Le planning budgétaire
En 2008 a été lancé le projet architectural de la restauration des verrières de saint Jean l’Évangéliste et l’enfance du Christ, du Livre d’Isaïe et du Livre des Juges, et les restaurations elles-mêmes ont commencé. Parallèlement, on a réalisé l’étude préalable à la restauration de la grande statue de l’archange saint Michel, qui domine la Sainte-Chapelle. Cette première étape a été budgétée à 2 millions d’euros. La deuxième phase, couvrant l’année 2009, comprend la restauration et la remise en place de l’archange, le lancement de la restauration de la verrière du Livre des Juges, qui est achevée ce mois-ci, ainsi que le projet technique pour le Livre de Josué, le Livre des Nombres, l’Exode et la Genèse. Le budget de cette phase s’élève à 2 millions d’euros également. Cette année, en 2010, on a lancé les travaux sur le Livre des Nombres et le Livre de Josué, pour 3 millions d’euros. En 2011, on se penchera sur le cas de l’Exode, pour 1,5 million d’euros, puis, enfin, en 2012, la verrière de la Genèse sera elle aussi restaurée, pour 1,5 million d’euros. Tout sera fini en 2013. Le budget total s’élève donc à 10 millions d’euros, financés à hauteur de 50% par les Fondations Velux.
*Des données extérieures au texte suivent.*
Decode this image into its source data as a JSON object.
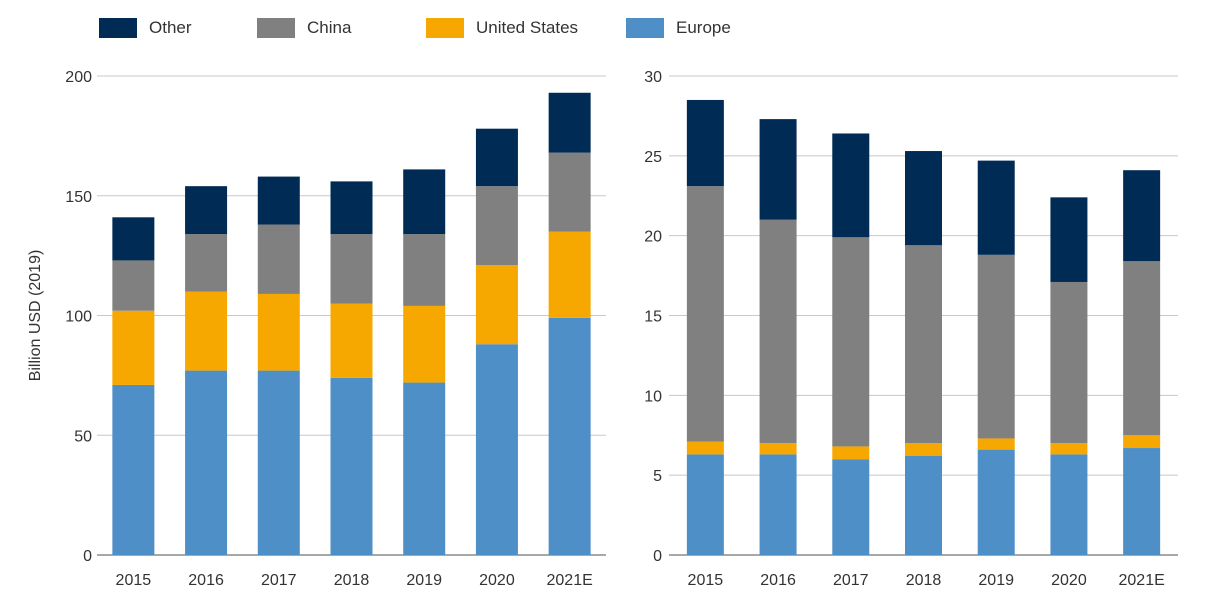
{
  "legend": [
    {
      "name": "Other",
      "color": "#002b54"
    },
    {
      "name": "China",
      "color": "#808080"
    },
    {
      "name": "United States",
      "color": "#f7a800"
    },
    {
      "name": "Europe",
      "color": "#4f8fc7"
    }
  ],
  "chart_data": [
    {
      "type": "bar",
      "stacked": true,
      "categories": [
        "2015",
        "2016",
        "2017",
        "2018",
        "2019",
        "2020",
        "2021E"
      ],
      "ylabel": "Billion USD (2019)",
      "ylim": [
        0,
        200
      ],
      "yticks": [
        0,
        50,
        100,
        150,
        200
      ],
      "grid": true,
      "series": [
        {
          "name": "Europe",
          "values": [
            71,
            77,
            77,
            74,
            72,
            88,
            99
          ]
        },
        {
          "name": "United States",
          "values": [
            31,
            33,
            32,
            31,
            32,
            33,
            36
          ]
        },
        {
          "name": "China",
          "values": [
            21,
            24,
            29,
            29,
            30,
            33,
            33
          ]
        },
        {
          "name": "Other",
          "values": [
            18,
            20,
            20,
            22,
            27,
            24,
            25
          ]
        }
      ]
    },
    {
      "type": "bar",
      "stacked": true,
      "categories": [
        "2015",
        "2016",
        "2017",
        "2018",
        "2019",
        "2020",
        "2021E"
      ],
      "ylabel": "",
      "ylim": [
        0,
        30
      ],
      "yticks": [
        0,
        5,
        10,
        15,
        20,
        25,
        30
      ],
      "grid": true,
      "series": [
        {
          "name": "Europe",
          "values": [
            6.3,
            6.3,
            6.0,
            6.2,
            6.6,
            6.3,
            6.7
          ]
        },
        {
          "name": "United States",
          "values": [
            0.8,
            0.7,
            0.8,
            0.8,
            0.7,
            0.7,
            0.8
          ]
        },
        {
          "name": "China",
          "values": [
            16.0,
            14.0,
            13.1,
            12.4,
            11.5,
            10.1,
            10.9
          ]
        },
        {
          "name": "Other",
          "values": [
            5.4,
            6.3,
            6.5,
            5.9,
            5.9,
            5.3,
            5.7
          ]
        }
      ]
    }
  ]
}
Sauvé grâce à Victor Hugo !
Au xixe siècle, époque à laquelle les intellectuels et le public français commencent à s’intéresser enfin sérieusement au patrimoine et à se rendre compte des incroyables ravages perpétrés par les folies révolutionnaires, la Sainte-Chapelle était dans un état assez pitoyable : sa flèche avait été abattue, les nombreuses sculptures avaient été vandalisées ou carrément brisées, le beau mobilier avait été dispersé aux quatre vents, et les vitraux avaient subi de nombreux dommages. Certaines parties étaient même cassées. Ce fut Victor Hugo, immense écrivain et farouche défenseur de l’art médiéval – comme tout le mouvement romantique français et anglais – qui s’en émut. Il s’aboucha avec Jean-Baptiste Lassus, alors jeune architecte, et tous deux firent campagne pour la restauration du monument, dès 1835. L’affaire fut couronnée de succès : un grand chantier s’entama, piloté par les architectes Lassus, Duban et Boeswillwald, supervisés par Viollet-le-Duc. Les travaux durèrent trente ans et sont encore aujourd’hui considérés comme « un symbole de l’histoire de la restauration monumentale de notre pays », selon les termes du CMN.